Un evento tragico che sicuramente avrebbe segnato la carriera successiva del nostro, avvezzo a trattare temi cupi e drammatici.
Ma veniamo a Ghosteen.
Occorre intanto precisare che mai come in questo caso ci troviamo di fronte a un lavoro che trascende la pura valenza musicale. La tragicità che pervade il disco, anche se illuminata da squarci di luce che sembrano ricordare che la vita deve andare avanti, ha la meglio. Non si può fare a meno di ascoltare con religiosa concentrazione gli splendidi versi che Cave declama, e restare impietriti davanti al dolore e alla grazia espressi.
Il lavoro è doppio, composto da due parti. La prima rappresenta, nelle parole di Cave, i bambini; la seconda, tre pezzi molto dilatati, i genitori.
La struttura è molto diversa dal Cave più celebrato, quello delle Murder Ballads: il lavoro è quasi ambient. Il baritono di Cave, salmodiante nel declamare i versi, si apre in alcuni casi a un insolito falsetto e, di tanto in tanto, a melodie struggenti, come nella sublime Waiting For You.
Peace will come, a peace will come, a peace will come in time
A time will come, a time will come, a time will come for us
I versi, tratti da Spinning Song, riflettono la speranza che Cave vuole comunicare.
Ghosteen è un lavoro complesso, tale da necessitare di più ascolti per accorgersi delle gemme nascoste che racchiude. Il punto è proprio questo: si tratta di un disco che è difficile ascoltare più di una volta. Perché è talmente emozionante da devastare; è un vero funerale in musica, e ai funerali si va una volta sola.

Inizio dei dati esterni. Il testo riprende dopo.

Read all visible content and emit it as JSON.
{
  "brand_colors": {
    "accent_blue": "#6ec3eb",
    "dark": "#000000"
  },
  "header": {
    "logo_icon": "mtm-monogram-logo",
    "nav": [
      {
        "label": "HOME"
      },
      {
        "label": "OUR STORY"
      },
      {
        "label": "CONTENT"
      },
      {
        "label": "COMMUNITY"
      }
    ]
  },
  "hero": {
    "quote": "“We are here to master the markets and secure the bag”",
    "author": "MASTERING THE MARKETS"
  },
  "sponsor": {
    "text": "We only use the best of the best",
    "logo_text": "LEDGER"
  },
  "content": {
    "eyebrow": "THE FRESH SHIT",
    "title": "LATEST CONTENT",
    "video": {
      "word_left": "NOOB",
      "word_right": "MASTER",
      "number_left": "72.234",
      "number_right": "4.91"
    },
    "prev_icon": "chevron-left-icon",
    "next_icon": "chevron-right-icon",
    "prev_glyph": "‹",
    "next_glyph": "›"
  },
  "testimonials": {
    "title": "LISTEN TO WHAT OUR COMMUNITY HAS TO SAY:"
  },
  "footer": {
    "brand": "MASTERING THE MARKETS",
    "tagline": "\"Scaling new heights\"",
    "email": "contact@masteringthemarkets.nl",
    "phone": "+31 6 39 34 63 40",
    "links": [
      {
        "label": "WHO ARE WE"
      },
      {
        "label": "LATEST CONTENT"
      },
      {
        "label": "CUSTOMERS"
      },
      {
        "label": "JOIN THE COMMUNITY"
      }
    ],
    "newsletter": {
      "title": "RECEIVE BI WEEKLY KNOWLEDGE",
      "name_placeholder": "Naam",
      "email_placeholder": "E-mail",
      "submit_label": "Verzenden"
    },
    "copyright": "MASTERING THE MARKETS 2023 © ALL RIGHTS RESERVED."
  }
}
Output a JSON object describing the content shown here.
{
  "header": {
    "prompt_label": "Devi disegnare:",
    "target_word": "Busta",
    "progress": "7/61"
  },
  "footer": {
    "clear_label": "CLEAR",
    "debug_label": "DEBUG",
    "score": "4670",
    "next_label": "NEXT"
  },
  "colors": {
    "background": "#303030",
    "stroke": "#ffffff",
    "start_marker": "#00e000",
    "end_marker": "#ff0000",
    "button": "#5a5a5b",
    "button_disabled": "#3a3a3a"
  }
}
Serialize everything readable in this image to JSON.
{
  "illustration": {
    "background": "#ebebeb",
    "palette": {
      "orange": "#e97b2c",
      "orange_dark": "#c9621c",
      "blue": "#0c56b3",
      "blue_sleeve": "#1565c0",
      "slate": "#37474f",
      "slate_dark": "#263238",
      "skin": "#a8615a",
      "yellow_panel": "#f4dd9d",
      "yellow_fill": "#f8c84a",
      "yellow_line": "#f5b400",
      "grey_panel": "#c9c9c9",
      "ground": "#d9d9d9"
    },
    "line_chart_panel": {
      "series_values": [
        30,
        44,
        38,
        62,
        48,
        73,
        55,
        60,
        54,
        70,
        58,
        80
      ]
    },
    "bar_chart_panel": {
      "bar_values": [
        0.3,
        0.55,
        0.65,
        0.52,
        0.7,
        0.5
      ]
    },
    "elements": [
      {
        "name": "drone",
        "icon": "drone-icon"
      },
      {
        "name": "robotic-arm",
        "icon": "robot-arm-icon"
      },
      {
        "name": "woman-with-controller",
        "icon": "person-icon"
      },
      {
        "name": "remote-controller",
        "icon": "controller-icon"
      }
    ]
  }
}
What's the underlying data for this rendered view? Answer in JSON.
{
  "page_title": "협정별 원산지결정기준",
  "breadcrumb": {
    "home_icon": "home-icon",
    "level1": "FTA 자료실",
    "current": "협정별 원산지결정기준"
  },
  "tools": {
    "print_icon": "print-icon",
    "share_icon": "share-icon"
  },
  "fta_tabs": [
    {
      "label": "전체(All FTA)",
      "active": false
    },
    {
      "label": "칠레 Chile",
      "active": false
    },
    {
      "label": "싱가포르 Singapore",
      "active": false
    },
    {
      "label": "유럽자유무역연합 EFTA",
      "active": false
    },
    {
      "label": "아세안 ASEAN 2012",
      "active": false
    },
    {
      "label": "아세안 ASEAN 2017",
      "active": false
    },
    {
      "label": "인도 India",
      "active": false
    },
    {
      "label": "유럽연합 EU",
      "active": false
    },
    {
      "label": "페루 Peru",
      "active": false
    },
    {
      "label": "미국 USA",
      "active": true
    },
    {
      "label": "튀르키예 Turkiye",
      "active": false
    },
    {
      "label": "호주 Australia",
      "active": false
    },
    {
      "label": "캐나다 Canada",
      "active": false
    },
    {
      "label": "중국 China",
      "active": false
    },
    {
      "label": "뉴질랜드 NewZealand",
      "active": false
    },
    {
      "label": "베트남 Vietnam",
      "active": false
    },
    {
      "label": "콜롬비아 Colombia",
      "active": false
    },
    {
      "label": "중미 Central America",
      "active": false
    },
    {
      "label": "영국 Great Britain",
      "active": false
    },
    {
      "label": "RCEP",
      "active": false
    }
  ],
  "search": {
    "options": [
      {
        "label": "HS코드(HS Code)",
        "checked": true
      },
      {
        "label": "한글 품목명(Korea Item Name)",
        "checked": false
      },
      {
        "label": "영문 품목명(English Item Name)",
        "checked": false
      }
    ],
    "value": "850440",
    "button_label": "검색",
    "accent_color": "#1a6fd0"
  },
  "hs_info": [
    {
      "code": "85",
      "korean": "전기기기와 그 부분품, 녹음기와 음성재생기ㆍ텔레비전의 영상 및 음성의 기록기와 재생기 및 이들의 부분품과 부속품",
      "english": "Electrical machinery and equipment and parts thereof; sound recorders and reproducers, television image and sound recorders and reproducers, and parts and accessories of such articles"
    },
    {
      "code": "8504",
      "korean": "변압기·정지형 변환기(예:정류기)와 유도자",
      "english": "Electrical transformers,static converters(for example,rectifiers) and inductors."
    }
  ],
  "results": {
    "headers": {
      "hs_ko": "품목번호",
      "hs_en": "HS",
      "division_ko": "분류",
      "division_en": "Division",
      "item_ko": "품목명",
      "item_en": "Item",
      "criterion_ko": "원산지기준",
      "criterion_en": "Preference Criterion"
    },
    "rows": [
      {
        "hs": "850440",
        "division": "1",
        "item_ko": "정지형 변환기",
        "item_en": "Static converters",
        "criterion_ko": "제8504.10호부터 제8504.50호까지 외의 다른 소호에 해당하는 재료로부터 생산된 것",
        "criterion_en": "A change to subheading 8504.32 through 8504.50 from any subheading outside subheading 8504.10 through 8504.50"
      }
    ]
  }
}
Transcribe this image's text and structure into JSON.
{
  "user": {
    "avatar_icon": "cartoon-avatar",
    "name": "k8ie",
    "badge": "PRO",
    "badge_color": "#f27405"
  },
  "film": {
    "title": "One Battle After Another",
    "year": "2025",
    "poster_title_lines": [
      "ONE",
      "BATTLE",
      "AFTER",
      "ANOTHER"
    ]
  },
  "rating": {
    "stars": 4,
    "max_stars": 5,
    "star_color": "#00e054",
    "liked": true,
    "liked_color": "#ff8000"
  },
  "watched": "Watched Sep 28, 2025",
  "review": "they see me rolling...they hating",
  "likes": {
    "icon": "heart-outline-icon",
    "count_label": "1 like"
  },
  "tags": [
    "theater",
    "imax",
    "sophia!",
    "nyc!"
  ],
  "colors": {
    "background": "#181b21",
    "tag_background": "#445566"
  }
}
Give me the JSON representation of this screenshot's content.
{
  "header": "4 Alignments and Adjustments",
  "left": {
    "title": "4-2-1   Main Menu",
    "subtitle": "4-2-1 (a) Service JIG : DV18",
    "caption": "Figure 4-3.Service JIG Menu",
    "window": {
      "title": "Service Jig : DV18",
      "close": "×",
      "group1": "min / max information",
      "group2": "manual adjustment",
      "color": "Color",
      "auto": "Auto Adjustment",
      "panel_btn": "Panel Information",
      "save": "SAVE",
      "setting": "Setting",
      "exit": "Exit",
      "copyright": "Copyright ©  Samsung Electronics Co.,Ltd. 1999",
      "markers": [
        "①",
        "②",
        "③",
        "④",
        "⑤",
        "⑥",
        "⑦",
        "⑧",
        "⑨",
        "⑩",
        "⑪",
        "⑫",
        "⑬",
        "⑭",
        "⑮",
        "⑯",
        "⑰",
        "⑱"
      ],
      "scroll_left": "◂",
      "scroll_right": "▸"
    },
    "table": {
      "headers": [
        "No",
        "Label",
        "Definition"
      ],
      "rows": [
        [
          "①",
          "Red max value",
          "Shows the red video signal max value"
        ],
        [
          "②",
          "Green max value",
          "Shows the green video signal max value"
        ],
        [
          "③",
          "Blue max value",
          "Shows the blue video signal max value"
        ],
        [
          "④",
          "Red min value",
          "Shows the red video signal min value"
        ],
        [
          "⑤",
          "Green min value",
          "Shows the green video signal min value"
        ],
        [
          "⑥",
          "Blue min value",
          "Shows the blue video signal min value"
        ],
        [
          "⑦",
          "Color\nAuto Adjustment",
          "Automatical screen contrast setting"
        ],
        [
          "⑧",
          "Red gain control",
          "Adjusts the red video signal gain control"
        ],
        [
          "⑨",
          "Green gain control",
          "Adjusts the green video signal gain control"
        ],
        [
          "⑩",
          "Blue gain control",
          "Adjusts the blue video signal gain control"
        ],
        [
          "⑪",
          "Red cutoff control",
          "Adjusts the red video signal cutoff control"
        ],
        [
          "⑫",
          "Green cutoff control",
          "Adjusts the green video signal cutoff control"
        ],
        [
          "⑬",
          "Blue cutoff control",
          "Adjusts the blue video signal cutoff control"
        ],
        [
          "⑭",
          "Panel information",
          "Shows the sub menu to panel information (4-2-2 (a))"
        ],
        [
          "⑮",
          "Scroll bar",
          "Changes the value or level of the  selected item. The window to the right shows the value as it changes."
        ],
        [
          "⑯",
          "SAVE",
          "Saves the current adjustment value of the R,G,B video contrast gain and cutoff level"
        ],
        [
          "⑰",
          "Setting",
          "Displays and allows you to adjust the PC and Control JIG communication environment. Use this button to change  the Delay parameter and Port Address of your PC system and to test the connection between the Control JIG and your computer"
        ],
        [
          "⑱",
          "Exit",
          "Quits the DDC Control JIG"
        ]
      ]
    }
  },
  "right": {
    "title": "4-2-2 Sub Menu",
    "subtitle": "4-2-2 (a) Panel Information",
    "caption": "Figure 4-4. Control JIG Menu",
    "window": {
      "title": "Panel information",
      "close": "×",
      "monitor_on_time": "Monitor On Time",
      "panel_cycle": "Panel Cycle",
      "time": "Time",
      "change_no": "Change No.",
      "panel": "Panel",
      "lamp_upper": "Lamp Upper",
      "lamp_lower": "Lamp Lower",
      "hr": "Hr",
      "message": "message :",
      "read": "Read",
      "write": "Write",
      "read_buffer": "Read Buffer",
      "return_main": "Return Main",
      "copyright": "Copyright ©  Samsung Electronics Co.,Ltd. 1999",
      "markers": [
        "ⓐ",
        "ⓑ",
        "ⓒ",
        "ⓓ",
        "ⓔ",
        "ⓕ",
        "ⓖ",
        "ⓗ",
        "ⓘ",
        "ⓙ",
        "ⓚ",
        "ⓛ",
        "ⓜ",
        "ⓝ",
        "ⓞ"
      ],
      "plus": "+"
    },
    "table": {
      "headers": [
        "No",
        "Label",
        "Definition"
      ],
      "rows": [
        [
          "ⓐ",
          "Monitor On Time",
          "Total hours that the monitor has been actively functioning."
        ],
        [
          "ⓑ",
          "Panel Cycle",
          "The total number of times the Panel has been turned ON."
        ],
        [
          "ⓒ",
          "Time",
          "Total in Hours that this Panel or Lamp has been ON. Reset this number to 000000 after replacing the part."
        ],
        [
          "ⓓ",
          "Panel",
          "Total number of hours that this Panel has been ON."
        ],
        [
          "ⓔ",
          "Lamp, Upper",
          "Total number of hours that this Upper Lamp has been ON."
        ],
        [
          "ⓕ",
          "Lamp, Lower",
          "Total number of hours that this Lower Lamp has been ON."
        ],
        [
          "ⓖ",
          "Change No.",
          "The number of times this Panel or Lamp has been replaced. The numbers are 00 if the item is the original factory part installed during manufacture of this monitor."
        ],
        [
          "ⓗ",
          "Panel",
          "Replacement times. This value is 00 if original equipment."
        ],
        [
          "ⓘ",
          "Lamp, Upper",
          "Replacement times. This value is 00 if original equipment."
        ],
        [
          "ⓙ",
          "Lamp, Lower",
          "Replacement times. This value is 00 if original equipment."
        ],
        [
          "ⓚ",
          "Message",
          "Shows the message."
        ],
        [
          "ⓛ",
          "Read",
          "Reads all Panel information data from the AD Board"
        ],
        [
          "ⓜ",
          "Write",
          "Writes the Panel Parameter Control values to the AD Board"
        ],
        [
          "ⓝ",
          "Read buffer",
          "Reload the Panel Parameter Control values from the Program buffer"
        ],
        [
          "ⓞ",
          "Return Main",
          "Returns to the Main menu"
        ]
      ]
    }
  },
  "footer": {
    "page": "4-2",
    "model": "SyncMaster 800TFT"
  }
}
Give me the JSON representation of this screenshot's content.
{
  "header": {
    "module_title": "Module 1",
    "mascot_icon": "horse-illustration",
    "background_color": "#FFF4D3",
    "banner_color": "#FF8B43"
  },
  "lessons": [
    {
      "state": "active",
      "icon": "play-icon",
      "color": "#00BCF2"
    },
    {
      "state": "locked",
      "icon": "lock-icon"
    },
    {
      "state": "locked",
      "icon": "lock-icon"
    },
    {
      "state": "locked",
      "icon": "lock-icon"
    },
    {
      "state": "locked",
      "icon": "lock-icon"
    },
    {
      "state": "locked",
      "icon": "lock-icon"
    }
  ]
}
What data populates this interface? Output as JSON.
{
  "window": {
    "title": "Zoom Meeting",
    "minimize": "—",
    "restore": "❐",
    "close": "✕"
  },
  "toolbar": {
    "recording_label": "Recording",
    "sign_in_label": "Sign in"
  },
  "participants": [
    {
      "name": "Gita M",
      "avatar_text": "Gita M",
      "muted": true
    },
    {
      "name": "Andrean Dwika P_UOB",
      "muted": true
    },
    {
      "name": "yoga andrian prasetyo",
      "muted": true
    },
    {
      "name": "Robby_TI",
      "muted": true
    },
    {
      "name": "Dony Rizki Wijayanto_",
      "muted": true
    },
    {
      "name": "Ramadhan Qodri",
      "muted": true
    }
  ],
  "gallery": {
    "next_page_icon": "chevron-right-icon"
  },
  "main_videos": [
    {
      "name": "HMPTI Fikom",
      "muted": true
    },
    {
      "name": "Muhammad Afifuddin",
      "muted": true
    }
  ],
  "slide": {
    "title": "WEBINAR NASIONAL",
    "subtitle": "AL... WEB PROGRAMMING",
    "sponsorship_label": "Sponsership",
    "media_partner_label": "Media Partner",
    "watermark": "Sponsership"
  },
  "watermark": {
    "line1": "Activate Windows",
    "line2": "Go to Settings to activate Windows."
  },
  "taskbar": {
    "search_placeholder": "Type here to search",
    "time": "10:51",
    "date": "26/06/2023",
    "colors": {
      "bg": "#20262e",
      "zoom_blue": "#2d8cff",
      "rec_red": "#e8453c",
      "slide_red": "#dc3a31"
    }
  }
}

Se si cerca di andare oltre, l’album risuona però in tutta la sua potenza epica e quasi salvifica.
Oh the train is coming, and I’m standing here to see
And it’s bringing my baby right back to me
Well there are some things that are hard to explain
But my baby’s coming home now, on the 5:30 train
Passaggi come questo, da Bright Horses, sono quasi troppo per essere sostenibili, eppure altri invitano alla speranza, a cercare la famosa luce alla fine della notte.
It’s a long way to find peace of mind, peace of mind recita Cave in Hollywood, la conclusiva, imponente Hollywood.
Ghosteen è un disco difficile da affrontare, ma sarebbe un errore ritenerlo solo il disco del dolore e un lavoro da ascoltare una volta e lasciare tra le esperienze da non ripetere.
Ghosteen è invece un ulteriore passo avanti nel percorso di Cave, che emerge come unico per i risvolti privati e catartici, ma che prosegue un processo di scarnificazione dei suoni che era già in atto.
Anche se a tutti farebbe piacere rivedere il Cave rabbioso e malinconico di Murder Ballads, la realtà è che il percorso esistenziale dell’australiano adesso lo ha condotto qui. Un percorso, il suo, che merita grande rispetto.